All das gehört zur taz. Die Zeitung macht eben auch aus, dass es viele Stimmen und Ansichten gibt und niemanden, der die Funktion hätte, den Weg zu bestimmen mit einem „Basta!“. Chefredakteure oder Ressortleiter werden abgesetzt, wenn sie nicht mehr passen. Wer will, kann in den täglichen Morgenkonferenzen darüber mitdiskutieren, welche Themen ins Blatt sollten oder welche man besser draußen gelassen hätte. Immer wieder gibt es dabei auch Schläge unter die Gürtellinie. Satiriker und Ex-tazler Wiglaf Droste spricht im Interview in der Süddeutschen zum taz-Geburtstag von einem „notorisch pestlaunigen Arbeitsklima, in dem Heuchelei, Intriganz, Schlampigkeit und Desinteresse an der Sache gedeihen“. In seinem Buch „Eine Zeitung als Lebensform“ schreibt der frühere taz-Kulturredakteur Jörg Magenau, heute Nachfolger von Sigrid Löffler beim Magazin Literaturen, über die Anfänge: „Die taz war ein Sammelbecken an Egoismen. In diesem kollektiven Trainingsgelände dominierten individuelle Überlebenstechniken, die das Menschenbild des Liberalismus bestätigen, wonach das Gemeinwohl sich aus der Summe der Eigeninteressen ergibt. Auch so gesehen funktionierte der Alternativbetrieb als Keimzeile eines neuen Bürgertums.“

„Ich hab mich immer sehr wohlgefühlt“, meint Christian Semler, Mitbegründer der maoistischen Kommunistischen Partei Deutschlands und mit 70 Jahren ältester taz-Autor. Einen Hauptkonflikt sieht er allerdings noch nicht ausgestanden: Wie weit soll sich die taz einem Blatt mit gewissen Boulevardzügen annähern? „Da wird es einmal noch richtig krachen“, sagt Semler. Nämlich zwischen jenen, die das Politische beibehalten wollen – jene, die laut Semler auch als „langweilige, dogmatische Linke“ angesehen würden -, und den anderen, die es gern ein etwas spaßiger haben, wozu auch der „typische intellektuelle Mittelstand mit ökologischem Bewusstsein“ zähle. Ein bisschen spiegelt sich das in der Frage „Rot-Rot-Grün“ oder „Schwarz-Grün“ wider. Der einstige „Revolutionär“ hat für Ökolifestyle und Verbraucherservice jedenfalls nicht viel übrig. Diese Themen allerdings machen einen guten Teil der „Sonntaz“ aus, der neuen Wochenendbeilage des Blattes, das zum 30. Geburtstag außerdem ein neues Layout bekam. 3000 Exemplare mehr hofft man damit am Wochenende abzusetzen. 60.000 Stück beträgt derzeit die Auflage.

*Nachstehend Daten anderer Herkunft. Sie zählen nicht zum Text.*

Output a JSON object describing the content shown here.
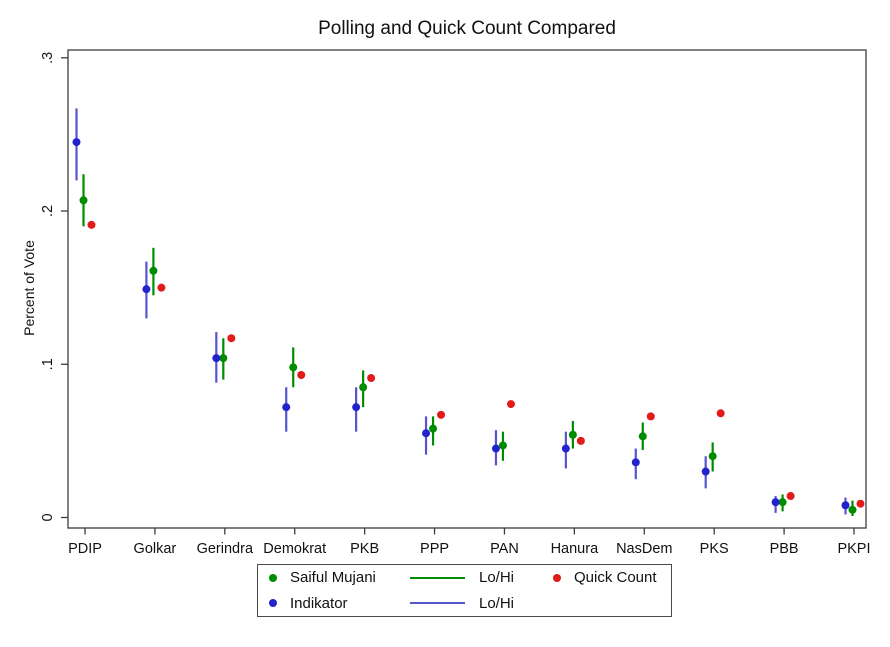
{
  "chart_data": {
    "type": "scatter",
    "title": "Polling and Quick Count Compared",
    "xlabel": "",
    "ylabel": "Percent of Vote",
    "ylim": [
      0,
      0.3
    ],
    "grid": false,
    "axis_color": "#3c3c3c",
    "yticks": [
      {
        "value": 0.0,
        "label": "0"
      },
      {
        "value": 0.1,
        "label": ".1"
      },
      {
        "value": 0.2,
        "label": ".2"
      },
      {
        "value": 0.3,
        "label": ".3"
      }
    ],
    "categories": [
      "PDIP",
      "Golkar",
      "Gerindra",
      "Demokrat",
      "PKB",
      "PPP",
      "PAN",
      "Hanura",
      "NasDem",
      "PKS",
      "PBB",
      "PKPI"
    ],
    "series": [
      {
        "name": "Saiful Mujani",
        "kind": "point_with_ci",
        "color": "#008c00",
        "line_color": "#008c00",
        "values": [
          0.207,
          0.161,
          0.104,
          0.098,
          0.085,
          0.058,
          0.047,
          0.054,
          0.053,
          0.04,
          0.01,
          0.005
        ],
        "lo": [
          0.19,
          0.145,
          0.09,
          0.085,
          0.072,
          0.047,
          0.037,
          0.045,
          0.044,
          0.03,
          0.004,
          0.001
        ],
        "hi": [
          0.224,
          0.176,
          0.117,
          0.111,
          0.096,
          0.066,
          0.056,
          0.063,
          0.062,
          0.049,
          0.015,
          0.011
        ]
      },
      {
        "name": "Indikator",
        "kind": "point_with_ci",
        "color": "#2323cd",
        "line_color": "#5555cf",
        "values": [
          0.245,
          0.149,
          0.104,
          0.072,
          0.072,
          0.055,
          0.045,
          0.045,
          0.036,
          0.03,
          0.01,
          0.008
        ],
        "lo": [
          0.22,
          0.13,
          0.088,
          0.056,
          0.056,
          0.041,
          0.034,
          0.032,
          0.025,
          0.019,
          0.003,
          0.002
        ],
        "hi": [
          0.267,
          0.167,
          0.121,
          0.085,
          0.085,
          0.066,
          0.057,
          0.056,
          0.045,
          0.04,
          0.014,
          0.013
        ]
      },
      {
        "name": "Quick Count",
        "kind": "point",
        "color": "#e21a1a",
        "values": [
          0.191,
          0.15,
          0.117,
          0.093,
          0.091,
          0.067,
          0.074,
          0.05,
          0.066,
          0.068,
          0.014,
          0.009
        ]
      }
    ],
    "legend": {
      "position": "bottom",
      "entries": [
        {
          "label": "Saiful Mujani",
          "marker": "dot",
          "color": "#008c00"
        },
        {
          "label": "Indikator",
          "marker": "dot",
          "color": "#2323cd"
        },
        {
          "label": "Lo/Hi",
          "marker": "line",
          "color": "#008c00"
        },
        {
          "label": "Lo/Hi",
          "marker": "line",
          "color": "#5555cf"
        },
        {
          "label": "Quick Count",
          "marker": "dot",
          "color": "#e21a1a"
        }
      ]
    }
  }
}
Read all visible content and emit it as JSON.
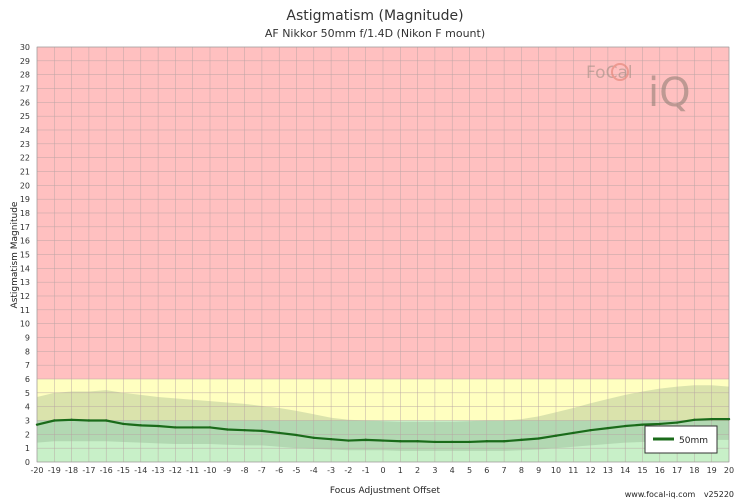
{
  "chart_data": {
    "type": "line",
    "title": "Astigmatism (Magnitude)",
    "subtitle": "AF Nikkor 50mm f/1.4D (Nikon F mount)",
    "xlabel": "Focus Adjustment Offset",
    "ylabel": "Astigmatism Magnitude",
    "xlim": [
      -20,
      20
    ],
    "ylim": [
      0,
      30
    ],
    "x_ticks": [
      -20,
      -19,
      -18,
      -17,
      -16,
      -15,
      -14,
      -13,
      -12,
      -11,
      -10,
      -9,
      -8,
      -7,
      -6,
      -5,
      -4,
      -3,
      -2,
      -1,
      0,
      1,
      2,
      3,
      4,
      5,
      6,
      7,
      8,
      9,
      10,
      11,
      12,
      13,
      14,
      15,
      16,
      17,
      18,
      19,
      20
    ],
    "y_ticks": [
      0,
      1,
      2,
      3,
      4,
      5,
      6,
      7,
      8,
      9,
      10,
      11,
      12,
      13,
      14,
      15,
      16,
      17,
      18,
      19,
      20,
      21,
      22,
      23,
      24,
      25,
      26,
      27,
      28,
      29,
      30
    ],
    "grid": true,
    "legend_position": "bottom-right",
    "zones": [
      {
        "name": "good",
        "from": 0,
        "to": 3,
        "color": "#c8f0c8"
      },
      {
        "name": "fair",
        "from": 3,
        "to": 6,
        "color": "#ffffc0"
      },
      {
        "name": "poor",
        "from": 6,
        "to": 30,
        "color": "#ffc0c0"
      }
    ],
    "series": [
      {
        "name": "50mm",
        "color": "#1a6b1a",
        "x": [
          -20,
          -19,
          -18,
          -17,
          -16,
          -15,
          -14,
          -13,
          -12,
          -11,
          -10,
          -9,
          -8,
          -7,
          -6,
          -5,
          -4,
          -3,
          -2,
          -1,
          0,
          1,
          2,
          3,
          4,
          5,
          6,
          7,
          8,
          9,
          10,
          11,
          12,
          13,
          14,
          15,
          16,
          17,
          18,
          19,
          20
        ],
        "values": [
          2.7,
          3.0,
          3.05,
          3.0,
          3.0,
          2.75,
          2.65,
          2.6,
          2.5,
          2.5,
          2.5,
          2.35,
          2.3,
          2.25,
          2.1,
          1.95,
          1.75,
          1.65,
          1.55,
          1.6,
          1.55,
          1.5,
          1.5,
          1.45,
          1.45,
          1.45,
          1.5,
          1.5,
          1.6,
          1.7,
          1.9,
          2.1,
          2.3,
          2.45,
          2.6,
          2.7,
          2.75,
          2.85,
          3.05,
          3.1,
          3.1
        ],
        "upper": [
          4.7,
          5.0,
          5.1,
          5.1,
          5.2,
          5.0,
          4.85,
          4.7,
          4.6,
          4.5,
          4.4,
          4.3,
          4.2,
          4.05,
          3.9,
          3.7,
          3.45,
          3.2,
          3.05,
          3.0,
          2.95,
          2.9,
          2.9,
          2.9,
          2.9,
          2.95,
          3.0,
          3.0,
          3.1,
          3.3,
          3.6,
          3.9,
          4.25,
          4.55,
          4.85,
          5.1,
          5.3,
          5.45,
          5.55,
          5.55,
          5.45
        ],
        "lower": [
          1.4,
          1.5,
          1.5,
          1.5,
          1.5,
          1.45,
          1.4,
          1.35,
          1.3,
          1.3,
          1.3,
          1.25,
          1.2,
          1.2,
          1.1,
          1.0,
          0.95,
          0.9,
          0.85,
          0.85,
          0.85,
          0.8,
          0.8,
          0.8,
          0.8,
          0.8,
          0.8,
          0.8,
          0.85,
          0.9,
          1.0,
          1.1,
          1.2,
          1.3,
          1.4,
          1.45,
          1.5,
          1.55,
          1.6,
          1.6,
          1.6
        ]
      }
    ]
  },
  "brand": {
    "logo_text_top": "FoCal",
    "logo_text_bottom": "iQ"
  },
  "footer": {
    "site": "www.focal-iq.com",
    "version": "v25220"
  }
}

Die Wirtschaftskrise nimmt man derzeit dennoch vergleichsweise gelassen: Die Zeitung lebt kaum von Anzeigen. Während die anderen Blätter zu rund 60 Prozent von Werbeeinnahmen abhängig sind, sind es bei der taz 15 Prozent. Es gibt einen kleinen, zielgerichteten Kundenstock – und sollte dennoch einmal der Energiekonzern Vattenfall schalten, löst das weniger innerhalb als viel mehr außerhalb der Redaktion eine große Diskussion darüber aus, ob man sich vom Feind finanzieren lassen darf. Das Überleben der Zeitung sichert seit 1992 das Konstrukt einer Genossenschaft: Derzeit sind es knapp 8500 Genossen, die einmalig 500 bis 25.000 Euro zahlen und damit auch die publizistische Unabhängigkeit ermöglichen. Geld fehlt trotzdem immer. Den berühmten Einheitslohn gibt es seit 1991 nicht mehr, Ressortleiter bekommen ein bisschen mehr für den bürokratischen Aufwand. Reich wird man damit nicht. Viele tazler schreiben zusätzlich für andere Publikationen, verfassen Bücher, moderieren Veranstaltungen, um das (Familien-)Einkommen aufzubessern.

Welche Rolle bei der Finanzierung das Internet spielen kann, ist unklar. Einst war die taz Vorreiter: Als erste deutschsprachige Zeitung stellte sie 1995 ihre Texte vollständig ins Netz. Inzwischen ist Spiegel online, was die Klickzahlen betrifft, überlegener Erster unter den Top-25-Nachrichtenseiten, die taz hingegen auf Platz 22 gerutscht. Das ist schlecht für die Werbeeinnahmen. Viele Genossen lesen lieber auf Papier als online. Die Frage aber, wie man Qualitätsjournalismus auch im Netz garantieren kann, wenn dieser nichts kostet, stellt sich nicht nur die taz. Mit einer neuen Site versucht man jedenfalls, sich wieder stärker ins Spiel zu bringen. bewegung.taz.de soll eine Plattform für „gesellschaftlich Engagierte und alternative Lebensformen“ bieten. Eins will man aber definitiv nicht mehr: Bewegungszeitung sein. Das ist vorüber. Begleiten, berichten – mit kritischer Distanz. Zumindest darin sind sich die tazler einig.

Infobox:

Die taz erscheint seit dem 17. April 1979

Insgesamt sind bei der taz 125 Frauen und 123 Männer beschäftigt.

„Oh mein Gott“ zählt zu den besten Titeln der taz-Aufmacher – als Gegenstück zur jubelnden Bild-Zeitung „Wir sind Papst“ nach der Wahl Joseph Ratzingers

Neben der Zeitung verkauft die taz auch fairgehandelten tazpresso, Fahrräder und Biobrownies.